Personal Income Tax - RRSPs and RRIFs - Stocks, Bonds etc. -> Transfer shares to registered account, but not at a loss!
Transfer Investments to Your Registered Account, but not at a Loss!
Income Tax Act s. 40(2)(g)(iv)(A) and (B)
Registered accounts include:
- registered retirement savings plans (RRSPs),
- registered retirement income funds (RRIFs),
- tax-free savings accounts (TFSAs),
- registered disability savings plans (RDSPs),
- registered education savings plans (RESPs), and
- deferred profit sharing plans (DPSPs).
If you transfer shares or other investments on which you have a loss to a registered account, the loss will not be deductible.
If you transfer shares or other investments on which you have a gain to a registered account, you will have a taxable capital gain.
If you hold investments in a non-registered investment account, you can use them as your registered retirement savings plan (RRSP) contribution by transferring them to your RRSP as an in kind contribution, as long as they are qualified investments. You can also use them as a contribution (not tax deductible) to your TFSA, or some other registered accounts. Your contribution amount is the market value at the time of the transfer. If the investment being transferred is foreign shares, the contribution amount is the market value converted to Canadian funds at the exchange rate at the time of the transfer. If you are transferring a bond, the market value will include any accrued interest. For tax purposes, you have effectively disposed of the investment (deemed disposition), so any gain will be taxable to you. However, if you have a loss on investments transferred to any of the registered accounts noted below, the loss is not deductible.
Losses are not deductible on dispositions of property to
under which the taxpayer is a beneficiary or immediately after the disposition becomes a beneficiary.

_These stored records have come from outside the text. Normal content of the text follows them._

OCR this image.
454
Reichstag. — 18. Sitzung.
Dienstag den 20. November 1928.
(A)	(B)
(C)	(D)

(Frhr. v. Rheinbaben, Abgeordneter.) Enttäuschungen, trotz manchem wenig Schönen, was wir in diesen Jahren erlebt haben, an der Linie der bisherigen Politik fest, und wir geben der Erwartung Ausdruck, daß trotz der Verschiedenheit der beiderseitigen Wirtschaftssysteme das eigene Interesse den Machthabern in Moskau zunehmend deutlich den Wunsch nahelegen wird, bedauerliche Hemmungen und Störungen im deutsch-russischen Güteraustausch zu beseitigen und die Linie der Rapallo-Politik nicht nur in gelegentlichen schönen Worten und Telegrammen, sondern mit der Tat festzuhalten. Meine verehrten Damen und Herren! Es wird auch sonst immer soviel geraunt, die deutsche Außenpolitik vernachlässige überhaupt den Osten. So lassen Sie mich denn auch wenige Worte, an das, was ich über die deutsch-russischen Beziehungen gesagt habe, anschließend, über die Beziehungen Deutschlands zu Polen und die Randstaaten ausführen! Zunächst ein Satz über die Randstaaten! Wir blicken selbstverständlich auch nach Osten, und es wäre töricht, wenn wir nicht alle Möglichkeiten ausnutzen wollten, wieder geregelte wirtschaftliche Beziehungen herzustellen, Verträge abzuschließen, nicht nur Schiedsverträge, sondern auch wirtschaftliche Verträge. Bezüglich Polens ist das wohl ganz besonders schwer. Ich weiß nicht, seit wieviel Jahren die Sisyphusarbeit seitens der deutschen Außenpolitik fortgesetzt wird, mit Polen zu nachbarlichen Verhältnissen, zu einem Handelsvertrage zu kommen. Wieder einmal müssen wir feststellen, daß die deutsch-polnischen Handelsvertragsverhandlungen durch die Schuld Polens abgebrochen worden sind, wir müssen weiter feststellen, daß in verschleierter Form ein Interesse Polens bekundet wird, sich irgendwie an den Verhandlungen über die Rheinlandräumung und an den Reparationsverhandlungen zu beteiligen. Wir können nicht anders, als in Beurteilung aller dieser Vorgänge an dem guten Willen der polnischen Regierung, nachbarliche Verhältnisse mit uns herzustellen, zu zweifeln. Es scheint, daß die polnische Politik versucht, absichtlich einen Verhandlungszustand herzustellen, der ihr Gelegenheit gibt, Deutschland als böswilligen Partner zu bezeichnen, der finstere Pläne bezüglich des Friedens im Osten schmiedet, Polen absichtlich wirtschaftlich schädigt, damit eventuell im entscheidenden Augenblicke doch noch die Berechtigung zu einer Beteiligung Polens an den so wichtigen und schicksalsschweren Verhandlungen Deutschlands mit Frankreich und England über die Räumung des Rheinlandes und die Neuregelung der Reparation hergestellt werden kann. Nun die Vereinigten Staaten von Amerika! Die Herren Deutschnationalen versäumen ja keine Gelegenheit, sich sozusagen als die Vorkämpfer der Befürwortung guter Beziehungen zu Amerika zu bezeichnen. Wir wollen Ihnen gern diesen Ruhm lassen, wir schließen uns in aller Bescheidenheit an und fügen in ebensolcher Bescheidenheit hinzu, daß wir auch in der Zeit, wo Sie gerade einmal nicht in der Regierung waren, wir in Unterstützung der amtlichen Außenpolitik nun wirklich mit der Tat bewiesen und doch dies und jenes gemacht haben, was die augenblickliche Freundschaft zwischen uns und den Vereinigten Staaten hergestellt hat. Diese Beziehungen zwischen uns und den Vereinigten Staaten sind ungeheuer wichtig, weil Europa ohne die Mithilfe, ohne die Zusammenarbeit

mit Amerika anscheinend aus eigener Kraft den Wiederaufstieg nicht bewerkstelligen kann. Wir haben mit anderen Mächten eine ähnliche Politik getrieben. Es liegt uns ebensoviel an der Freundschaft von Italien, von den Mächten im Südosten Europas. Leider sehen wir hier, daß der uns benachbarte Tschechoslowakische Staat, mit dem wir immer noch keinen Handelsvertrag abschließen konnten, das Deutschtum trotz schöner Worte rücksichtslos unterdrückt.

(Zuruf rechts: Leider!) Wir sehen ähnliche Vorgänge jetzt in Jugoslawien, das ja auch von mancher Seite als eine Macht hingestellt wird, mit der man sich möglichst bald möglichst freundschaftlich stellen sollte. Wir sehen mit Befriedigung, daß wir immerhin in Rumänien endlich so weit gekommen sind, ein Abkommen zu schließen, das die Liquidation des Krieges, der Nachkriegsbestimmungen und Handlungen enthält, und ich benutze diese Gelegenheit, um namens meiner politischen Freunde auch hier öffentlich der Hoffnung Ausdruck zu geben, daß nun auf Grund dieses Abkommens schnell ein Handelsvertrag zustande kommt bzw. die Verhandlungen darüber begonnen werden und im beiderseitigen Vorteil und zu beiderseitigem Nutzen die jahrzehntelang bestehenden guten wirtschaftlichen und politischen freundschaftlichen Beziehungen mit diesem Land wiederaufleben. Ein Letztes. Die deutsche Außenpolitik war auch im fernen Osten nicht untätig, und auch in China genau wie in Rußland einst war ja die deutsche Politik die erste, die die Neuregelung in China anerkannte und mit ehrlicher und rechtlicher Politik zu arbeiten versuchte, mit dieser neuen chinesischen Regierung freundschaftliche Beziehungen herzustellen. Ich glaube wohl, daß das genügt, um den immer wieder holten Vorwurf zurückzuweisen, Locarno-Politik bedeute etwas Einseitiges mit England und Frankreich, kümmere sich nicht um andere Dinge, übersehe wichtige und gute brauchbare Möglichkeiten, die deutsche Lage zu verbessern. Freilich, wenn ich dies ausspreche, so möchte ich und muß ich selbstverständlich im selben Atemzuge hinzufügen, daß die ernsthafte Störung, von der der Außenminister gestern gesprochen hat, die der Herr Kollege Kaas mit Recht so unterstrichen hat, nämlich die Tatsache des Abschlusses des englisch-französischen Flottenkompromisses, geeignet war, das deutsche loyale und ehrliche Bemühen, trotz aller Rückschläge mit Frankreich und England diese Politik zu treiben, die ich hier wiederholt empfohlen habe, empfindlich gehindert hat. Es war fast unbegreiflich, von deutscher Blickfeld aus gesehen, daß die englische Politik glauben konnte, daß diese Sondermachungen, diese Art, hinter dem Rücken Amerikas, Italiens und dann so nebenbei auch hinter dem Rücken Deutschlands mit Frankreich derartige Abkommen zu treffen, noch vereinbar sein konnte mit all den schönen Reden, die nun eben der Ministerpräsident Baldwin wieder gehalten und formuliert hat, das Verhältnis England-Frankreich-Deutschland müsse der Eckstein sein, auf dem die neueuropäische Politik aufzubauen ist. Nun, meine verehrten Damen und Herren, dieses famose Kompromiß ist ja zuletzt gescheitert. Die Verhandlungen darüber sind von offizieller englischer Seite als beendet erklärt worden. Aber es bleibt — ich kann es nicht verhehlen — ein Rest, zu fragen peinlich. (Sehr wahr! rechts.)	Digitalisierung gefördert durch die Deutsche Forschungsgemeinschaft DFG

Losses are not deductible on dispositions of property to a registered retirement savings plan (RRSP) if the taxpayer or taxpayer's spouse or common-law partner is an annuitant, or becomes an annuitant within 60 days after the end of the taxation year.
In most cases, unless the loss is very small, it would be best to sell the investment and contribute the cash to the registered account. If you or your spouse wish to purchase the same investment in a registered account, do not do this in the period 30 days before or after the disposal. Otherwise the loss will be considered a superficial loss and will be disallowed.
You may decide for some reason to make a transfer of a loss investment to this type of account. If so, when completing your tax return, do not enter this disposal on your Schedule 3, as the loss cannot be claimed. If you still want to enter the disposal on Schedule 3, you must not show a loss for it.
Tax Tip: If you have a loss on shares, don't transfer them to your registered account!